Impingement is a condition in which the rotating mango (a collection of tendons) rub with the underlying shoulder blade projection of the bony acromion (crow like). Tendons broken with tears are not effective in stabilising the arm joint, which migrates upwards in the overhead arch to pinch already injured tendons. It may be due to rotator cuff fatigue or dysfunction, as mentioned above. In instability the capsule stretching allows the ball to move upward again. In instability, the extension of the capsule allows the ball to go up again creating imperfection. It can be difficult to differentiate between equilibrium and impingement, and professional acumen is essential. Internal impingement is in the baseball pitch as in the image in which the arm is thrown out.
In the young patient tears of the rotator cuff are due to trauma. In the elderly citizen, tears are due to degeneration like grey hair. Tears result in weakness and pain during overhead activities. Usually these tears are poorly cured and particularly in the young sportsman. They must be healed spontaneously. In the older patient a trial of conservative treatment with analgesics and one or two cortico-steroid injections may be useful before embarking on surgery.
The joint is formed in a shoulder blade on the outside end of the collar bone. After a spill on the elbow, dislocation occurs. The collar bone is separated by the shoulder blade and the collarbone is upwards. This results in pain and distortion. While the minor varieties can be carefully processed, the main forms require surgery.
The labrum is a circular cartilage band attached for deeper depth to the glenoid cavity. Sportsmen who use their arm to throw, serve, break, dive, etc. may tear it. Pain is noticed on the shoulder's front. Clicking or locking may be the other signs. Instability, partial rotating mango tears may be associated with it. The only alternative is arthroscopic procedure. Simultaneously addressing any related anomalies.

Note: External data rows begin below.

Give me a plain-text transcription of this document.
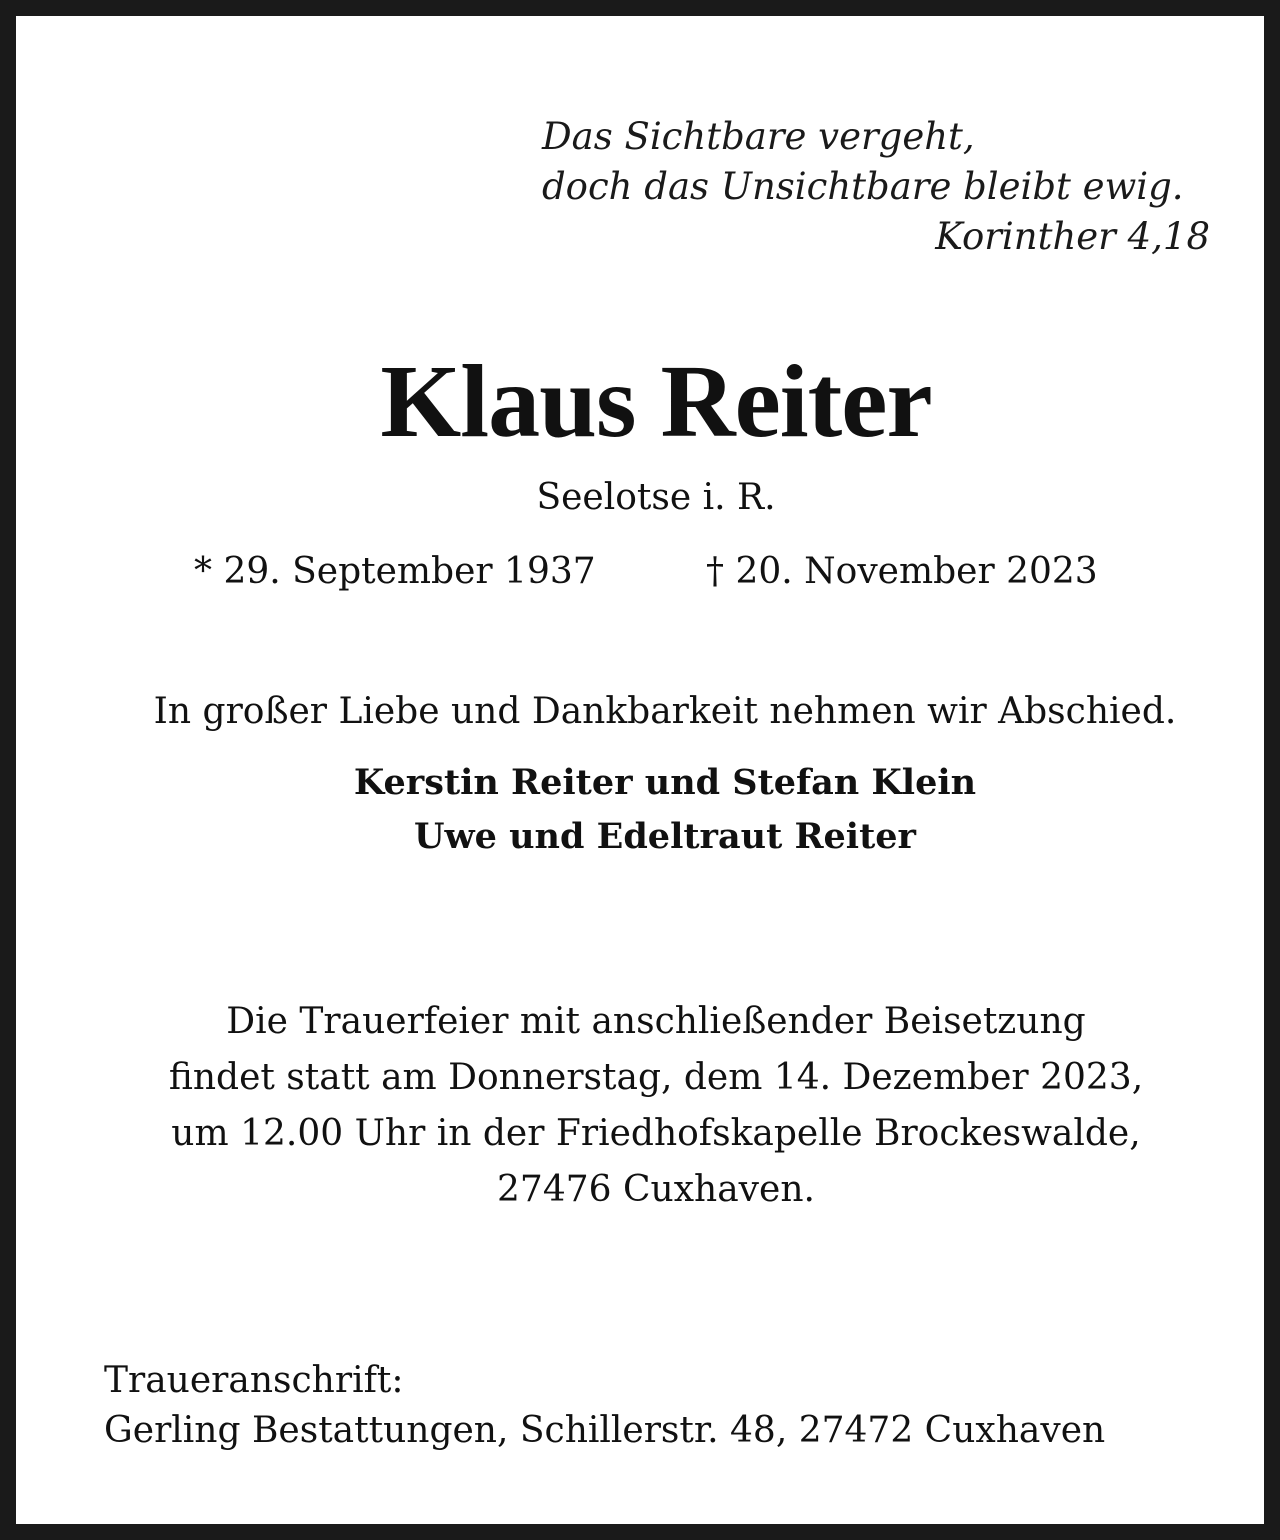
Das Sichtbare vergeht,
doch das Unsichtbare bleibt ewig.
Korinther 4,18
Klaus Reiter
Seelotse i. R.
* 29. September 1937	† 20. November 2023
In großer Liebe und Dankbarkeit nehmen wir Abschied.
Kerstin Reiter und Stefan Klein
Uwe und Edeltraut Reiter
Die Trauerfeier mit anschließender Beisetzung
findet statt am Donnerstag, dem 14. Dezember 2023,
um 12.00 Uhr in der Friedhofskapelle Brockeswalde,
27476 Cuxhaven.
Traueranschrift:
Gerling Bestattungen, Schillerstr. 48, 27472 Cuxhaven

This arises when they suddenly contract an unforeseen resistance. Pectoralis major is commonly ruptured muscles on the front wall of the arm pit and the biceps.

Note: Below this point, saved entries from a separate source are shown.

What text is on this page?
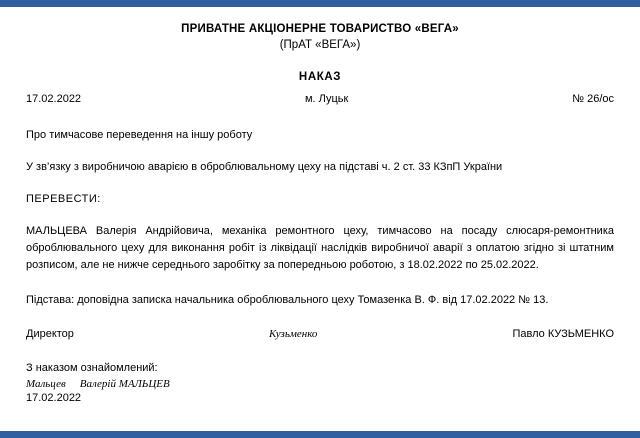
ПРИВАТНЕ АКЦІОНЕРНЕ ТОВАРИСТВО «ВЕГА»
(ПрАТ «ВЕГА»)
НАКАЗ
17.02.2022	м. Луцьк	№ 26/ос
Про тимчасове переведення на іншу роботу
У зв’язку з виробничою аварією в оброблювальному цеху на підставі ч. 2 ст. 33 КЗпП України
ПЕРЕВЕСТИ:
МАЛЬЦЕВА Валерія Андрійовича, механіка ремонтного цеху, тимчасово на посаду слюсаря-ремонтника оброблювального цеху для виконання робіт із ліквідації наслідків виробничої аварії з оплатою згідно зі штатним розписом, але не нижче середнього заробітку за попередньою роботою, з 18.02.2022 по 25.02.2022.
Підстава: доповідна записка начальника оброблювального цеху Томазенка В. Ф. від 17.02.2022 № 13.
Директор	Кузьменко	Павло КУЗЬМЕНКО
З наказом ознайомлений:
Мальцев Валерій МАЛЬЦЕВ
17.02.2022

The brachial plexus can result in complete or partial paralysis of the upper limb. The brachial plexus is also dislocated. In most cases, brachial plexus wounds are temporary, although an electromyogram can require examination.
Diagnosis and management of shoulder injuries in sportsmen is best done by an Orthopaedic surgeon treating these problems and exposed to arthroscopic surgery. A physiotherapist, rehabilitation expert and sports psychologist also have their important role to play to rehabilitate these sportspersons and make them return to competitive sport. Such skilled manpower and equipment exists in India and vast amounts of money need not be spent on overseas treatment.
Dr. Siddharth Aggarwal, MBBS, MS, M.CH (ORTHOPAEDICS), Arthroscopy & Sports Surgeon is a board-certified orthopedic doctor and surgeon who specialises in Sports Injuries and Arthroscopic Surgeries of Knee, Shoulder and Ankle. He has outstanding experience in providing treatment for various trauma and joint replacement conditions. Throughout his career, Dr. Siddharth Aggarwal has gained the trust and respect from his patients and peers due to his outstanding professionalism, considerable knowledge, and impressive skills.
Recovery from shoulder surgery is no longer a painful ordeal as expert anesthetists provide effective anesthesia and pain relief to inpatients. There are well qualified physiotherapists to help you recover quickly from surgery.
We have had the pleasure of treating many renowned sports persons across the country not only for shoulder problems but for many other reasons including ACL, PCL, Knee replacement and many more.